This is just one example of what advertising might look like in the very near future as described in a thought-provoking report on "digital market manipulation" by legal scholar Ryan Calo.
His research details the ways that new technologies will enable companies to profile consumers and deliver advertisements in a dramatically more personalized way. Given what's already being done with your personal information, Calo is concerned that advertisers will soon be able to target your weaknesses and vulnerabilities on a scale never seen before.
In other words, the main problem with the way advertising is conducted online isn't so much about privacy -- it's about control.

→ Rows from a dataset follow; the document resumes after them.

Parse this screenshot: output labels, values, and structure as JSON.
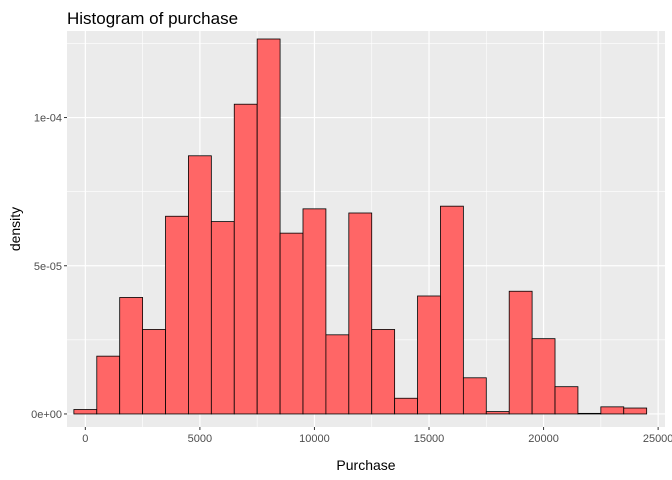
{
  "chart_data": {
    "type": "bar",
    "title": "Histogram of purchase",
    "xlabel": "Purchase",
    "ylabel": "density",
    "xlim": [
      -800,
      25300
    ],
    "ylim": [
      -4.4e-06,
      0.0001292
    ],
    "bin_width": 1000,
    "bin_centers": [
      0,
      1000,
      2000,
      3000,
      4000,
      5000,
      6000,
      7000,
      8000,
      9000,
      10000,
      11000,
      12000,
      13000,
      14000,
      15000,
      16000,
      17000,
      18000,
      19000,
      20000,
      21000,
      22000,
      23000,
      24000
    ],
    "values": [
      1.5e-06,
      1.95e-05,
      3.93e-05,
      2.85e-05,
      6.67e-05,
      8.71e-05,
      6.49e-05,
      0.0001045,
      0.0001265,
      6.1e-05,
      6.92e-05,
      2.67e-05,
      6.78e-05,
      2.85e-05,
      5.3e-06,
      3.98e-05,
      7.01e-05,
      1.22e-05,
      8e-07,
      4.14e-05,
      2.54e-05,
      9.2e-06,
      2e-07,
      2.4e-06,
      2e-06
    ],
    "x_ticks": [
      0,
      5000,
      10000,
      15000,
      20000,
      25000
    ],
    "x_tick_labels": [
      "0",
      "5000",
      "10000",
      "15000",
      "20000",
      "25000"
    ],
    "y_ticks": [
      0,
      5e-05,
      0.0001
    ],
    "y_tick_labels": [
      "0e+00",
      "5e-05",
      "1e-04"
    ],
    "grid": true,
    "legend": "none",
    "colors": {
      "bar_fill": "#ff6666",
      "bar_stroke": "#000000",
      "panel_bg": "#ebebeb",
      "grid_major": "#ffffff",
      "tick_text": "#4d4d4d"
    }
  }
}
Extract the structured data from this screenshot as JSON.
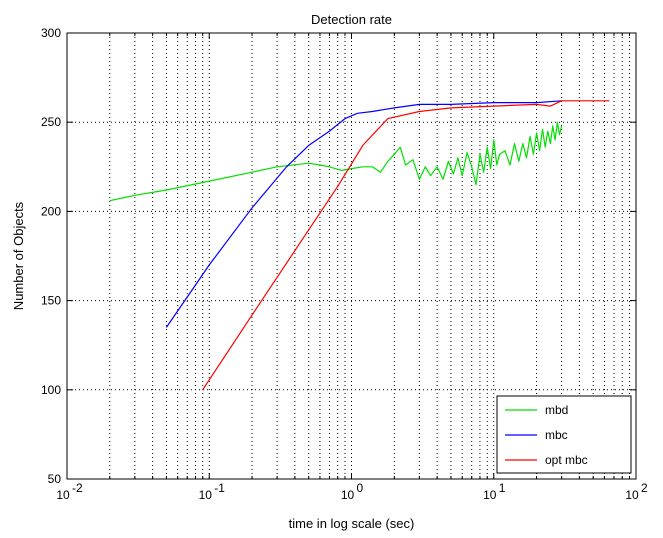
{
  "chart_data": {
    "type": "line",
    "title": "Detection rate",
    "xlabel": "time in log scale (sec)",
    "ylabel": "Number of Objects",
    "x_scale": "log",
    "xlim": [
      0.01,
      100
    ],
    "ylim": [
      50,
      300
    ],
    "x_ticks": [
      {
        "base": "10",
        "exp": "-2"
      },
      {
        "base": "10",
        "exp": "-1"
      },
      {
        "base": "10",
        "exp": "0"
      },
      {
        "base": "10",
        "exp": "1"
      },
      {
        "base": "10",
        "exp": "2"
      }
    ],
    "y_ticks": [
      50,
      100,
      150,
      200,
      250,
      300
    ],
    "grid": true,
    "legend_position": "bottom-right",
    "series": [
      {
        "name": "mbd",
        "color": "#00e000",
        "x": [
          0.02,
          0.03,
          0.05,
          0.1,
          0.2,
          0.3,
          0.5,
          0.6,
          0.7,
          0.85,
          1.0,
          1.2,
          1.4,
          1.6,
          1.8,
          2.0,
          2.2,
          2.4,
          2.7,
          3.0,
          3.3,
          3.6,
          4.0,
          4.4,
          4.8,
          5.2,
          5.6,
          6.0,
          6.5,
          7.0,
          7.5,
          8.0,
          8.5,
          9.0,
          9.5,
          10.0,
          10.5,
          11,
          12,
          13,
          14,
          15,
          16,
          17,
          18,
          19,
          20,
          21,
          22,
          23,
          24,
          25,
          26,
          27,
          28,
          29,
          30
        ],
        "y": [
          206,
          209,
          212,
          217,
          222,
          225,
          227,
          226,
          225,
          223,
          224,
          225,
          225,
          222,
          228,
          232,
          236,
          226,
          229,
          218,
          225,
          220,
          225,
          218,
          228,
          221,
          230,
          220,
          233,
          225,
          215,
          232,
          222,
          236,
          224,
          240,
          226,
          232,
          234,
          226,
          238,
          228,
          238,
          230,
          242,
          232,
          244,
          234,
          246,
          236,
          245,
          238,
          248,
          240,
          250,
          243,
          248
        ]
      },
      {
        "name": "mbc",
        "color": "#0000ff",
        "x": [
          0.05,
          0.1,
          0.2,
          0.35,
          0.5,
          0.7,
          0.9,
          1.1,
          1.4,
          2.0,
          3.0,
          5.0,
          10.0,
          20.0,
          30.0
        ],
        "y": [
          135,
          170,
          202,
          225,
          237,
          245,
          252,
          255,
          256,
          258,
          260,
          260,
          261,
          261,
          262
        ]
      },
      {
        "name": "opt mbc",
        "color": "#ff0000",
        "x": [
          0.09,
          0.2,
          0.4,
          0.8,
          1.2,
          1.8,
          3.0,
          5.0,
          10.0,
          20.0,
          25.0,
          30.0,
          65.0
        ],
        "y": [
          100,
          142,
          178,
          214,
          237,
          252,
          256,
          258,
          259,
          260,
          259,
          262,
          262
        ]
      }
    ]
  }
}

Becca Rosen summarized it well in The Atlantic, "This is about protecting consumers from profit-seeking corporations, who are gaining an insurmountable edge in their efforts to get people to part with their money." Much of what we hear today about advertising online is a tired debate focused on abstract threats to privacy and a weak defense filled with half-truths about benefits and "free" services. Instead, Calo's arguments use a behavioral economics lens to explore what happens to these practices as they mature.
To be clear, companies have legitimate reasons for wanting to make advertisements more personal. The problem is that online marketing today isn't very sophisticated. For all the information that these firms are collecting, they are not very good at "relevance" -- they're still struggling to get the right ad in front of the right person. But that doesn't mean it will be this way forever.
There seems to be a lot of interest in making ads more "useful" to both companies and consumers, even when it borderlines on being invasive. Apple and Microsoft have already filed patents for "mood-based advertising," Facebook has expanded  tracking into the physical world, and Amazon is exploring how to get customers what they want before they even place an order. Companies like Orbitz have already gotten in hot water for steering Mac users toward higher-priced options, and Staples was recently exposed for charging different shoppers different prices for the same items.
While some might argue this is just the natural extension of coupons and promotions into the digital age, there are some stark differences. For one, today's shopper is a "mediated customer." Â They are making purchases through some sort of interactive or networked device designed by somebody else. The technology being used captures all their interactions, analyzes their behavior, and shares it widely with third parties. Unlike being approached by a salesperson in a mall, online ads can reach you any time and any place - and it's all automated. Theoretically, the ugly practice of price discrimination could be employed whenever the opportunity arises.
We are at the start of a massive shift; Â As Calo describes it, "The truth is that we are only beginning to understand how vast asymmetries of information coupled with the unilateral power to design the legal and visual terms of the transaction could alter the consumer landscape."
Perhaps the largest challenge consumers face with this issue is that they can't clearly know when digital market manipulation is taking place. Ads are served up by complicated algorithms which the public is not allowed to scrutinize. The larger problem here goes deeper, as Calo told me:
"Today you can't know. You don't have access to the backend. We're stuck in Gutenberg era when it comes to telling people what's going on. Amazon is talking about delivering with drones, and people are wearing smartphones on their face, but privacy policy is still this goofy, outdated way to tell people things."
To deal with this, Calo suggests a variety of methods: internal review boards, a paid option for popular "free" services online, notification, regulation; each, as he points out, with its own flaws and drawbacks.
The only way to really protect people from the potential harms of these practices is to interrupt the incentives for companies to even do this. This could involve providing consumers more legal protections, limiting the collection of personal data, building systems for greater transparency, or making the practice toxic in the eyes of consumers. Nobody likes being the "sucker" -- the problem is the system is designed so that you'll never find out if you're being taken advantage of.
What is at stake isn't purely a matter of annoying ads or nosy companies -- it's a deep set of customer protections that have taken decades of hard work to secure.